Inoltre, il concorso tra il procedimento di cui all’art. 659 c.p.c. e il rito del lavoro di cui all’art. 409 c.p.c. è stato risolto dalla giurisprudenza nel senso della prevalenza di quest’ultimo finanche nelle ipotesi in cui il lavoratore, costituitosi nel giudizio volto al rilascio dell’alloggio originariamente concessogli in godimento dal condominio per ragioni di servizio, aveva eccepito che l’utilizzazione dell’immobile era proseguita in ragione del contratto di comodato stipulato successivamente alla cessazione, tutt’altro che controversa, del rapporto di lavoro (così, Cass. 2 ottobre 1985, n. 4780, id., 1986, I, 490, la quale, preliminarmente, ha affermato la sussistenza della legittimazione ad agire per la convalida di sfratto del portiere licenziato in capo all’amministratore e, a tal fine, ha ritenuto irrilevante il previo accertamento della titolarità, comune o esclusiva, dell’immobile dove alloggia il portiere; in dottrina, sul potere dell’amministratore di licenziare il portiere, v. G. Branca, Comunione – Condominio negli edifici, in Commentario al codice civile, a cura di Scialoja e Branca, Bologna-Roma, 1982, 574, che, tuttavia, si riferisce indiscriminatamente allo sfratto del conduttore dai locali comuni).

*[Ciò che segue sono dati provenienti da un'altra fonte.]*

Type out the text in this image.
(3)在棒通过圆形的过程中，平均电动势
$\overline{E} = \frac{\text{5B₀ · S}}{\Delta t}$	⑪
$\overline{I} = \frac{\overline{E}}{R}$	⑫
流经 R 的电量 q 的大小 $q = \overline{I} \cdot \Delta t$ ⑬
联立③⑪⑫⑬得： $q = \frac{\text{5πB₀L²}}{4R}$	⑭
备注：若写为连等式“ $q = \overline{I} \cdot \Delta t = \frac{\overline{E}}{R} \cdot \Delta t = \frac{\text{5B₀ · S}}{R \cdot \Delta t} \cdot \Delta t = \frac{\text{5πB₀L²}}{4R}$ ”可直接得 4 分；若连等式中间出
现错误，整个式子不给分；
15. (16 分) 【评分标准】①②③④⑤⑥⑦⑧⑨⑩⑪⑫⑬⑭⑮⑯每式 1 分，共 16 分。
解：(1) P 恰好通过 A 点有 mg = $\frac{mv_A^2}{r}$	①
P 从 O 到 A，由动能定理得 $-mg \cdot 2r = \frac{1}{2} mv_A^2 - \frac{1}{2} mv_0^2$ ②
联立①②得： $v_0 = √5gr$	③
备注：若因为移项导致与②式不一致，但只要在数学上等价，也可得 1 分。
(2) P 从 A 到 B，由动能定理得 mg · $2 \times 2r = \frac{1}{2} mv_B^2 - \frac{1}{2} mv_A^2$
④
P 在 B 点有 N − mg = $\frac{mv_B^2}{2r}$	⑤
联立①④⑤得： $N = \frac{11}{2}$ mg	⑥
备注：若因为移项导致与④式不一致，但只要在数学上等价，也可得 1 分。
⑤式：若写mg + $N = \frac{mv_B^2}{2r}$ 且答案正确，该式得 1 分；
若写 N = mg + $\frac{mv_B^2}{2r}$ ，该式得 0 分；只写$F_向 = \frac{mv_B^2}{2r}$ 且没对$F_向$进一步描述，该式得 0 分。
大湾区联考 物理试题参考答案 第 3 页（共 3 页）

In senso parzialmente difforme v. Cass. 9 maggio 1987, n. 4301, Foro it., Rep. 1987, voce cit., n. 40, la quale, a fronte della domanda riconvenzionale con cui il dipendente aveva chiesto accertarsi l’intervenuta usucapione dell’immobile, ha ritenuto che il giudice del lavoro competente a conoscere la domanda volta al rilascio dello stesso dovesse rimettere al tribunale competente per valore quella azionata dal portiere, previa separazione dei procedimenti.
In ultimo, occorre segnalare che, attualmente, il limite imposto all’esperibilità del procedimento ex art. art. 659 c.p.c. ha perso, quantomeno sul versante applicativo, il suo rigore originario, giacché la cessazione del rapporto di lavoro presupposto non potrà più essere oggetto di contestazioni una volta decorso inutilmente il duplice termine decadenziale previsto dalla L. n. 183/2010 per l’impugnazione del licenziamento.